Shame on him for bringing in his political views (I'm sure endorsed by HashiCorp) into this talk. How smug, elitist, and opinionated, and assuming we all should and do agree or care about his political views.

@vadym8713 4 года назад

Sam it is funny how tech people want to stay out of the politics which using tech for ruining democracy and economics

@samuelvishesh 4 года назад

@@vadym8713 the Swordsmith doesn't sweat about who the blade slays, just on how good the sword performs in the hands of a swordsman. *I'm just in for the tool, not politics* Technology is a tool, the TECH community should focus on the tool, not on who's using it and what's his/her political leanings.

@pedrogalusso8244 3 года назад

@@samuelvishesh is that a rule? He is entitled to his own opinion, and you are entitled to not watch, or dismiss his political point of view and withdraw the technical information you find useful.

@pedrogalusso8244 3 года назад

@@shilpidey3184 Elitist? XD hahaha. Opinionated yes... but elitist?
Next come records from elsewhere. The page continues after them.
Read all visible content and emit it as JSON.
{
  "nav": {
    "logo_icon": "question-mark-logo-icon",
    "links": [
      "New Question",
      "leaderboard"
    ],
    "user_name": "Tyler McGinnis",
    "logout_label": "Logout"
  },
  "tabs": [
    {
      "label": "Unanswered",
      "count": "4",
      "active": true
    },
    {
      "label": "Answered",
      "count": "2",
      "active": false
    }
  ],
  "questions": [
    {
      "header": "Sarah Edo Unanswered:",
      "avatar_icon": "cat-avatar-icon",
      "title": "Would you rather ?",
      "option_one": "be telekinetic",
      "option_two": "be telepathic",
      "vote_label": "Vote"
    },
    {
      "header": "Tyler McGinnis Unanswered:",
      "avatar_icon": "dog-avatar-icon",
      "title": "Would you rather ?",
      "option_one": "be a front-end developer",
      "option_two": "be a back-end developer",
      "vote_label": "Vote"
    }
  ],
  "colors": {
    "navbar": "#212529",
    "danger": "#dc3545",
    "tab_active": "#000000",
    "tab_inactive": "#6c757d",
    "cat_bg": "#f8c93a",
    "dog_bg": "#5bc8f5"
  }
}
@nathanstott1909 4 года назад

Why impose your political opinions on a IT lecture. Very unprofessional

@BeholdingKrishna 4 года назад

Good topic has been ruined by this guy.

@KevinOnik 3 года назад

When you think you are funny and your political views must be presented within your presentation while you can not speak at normal speed. For god sake....

@et379 3 года назад

Imagine feeling offended because someone spent 30 seconds out of 65 minutes poking fun at an obvious idiot. Btw: this is RU-vid. You can change the playback speed.

@patricknazar 3 года назад

Who would have thought that academic material would be so politically charged. You've offended many and you're so willing to do so. Think what you think, but I was disgusted to hear it.

@ryeguy01 3 года назад

Why would you get offended hearing someone else's political opinions, even if you disagree with them? It was a couple minute blurb in a talk. Agreed it was out of place, but..chill.

@Gazzaroo 2 года назад

Diddums

@kovalski6000 3 года назад

I have never listened to such unprofessional speech. This kind of public humiliation of someboody based on your opinion, which may seem true to you, is completely unacceptable. Watch some lectures on public behavior and then start talking about microservices.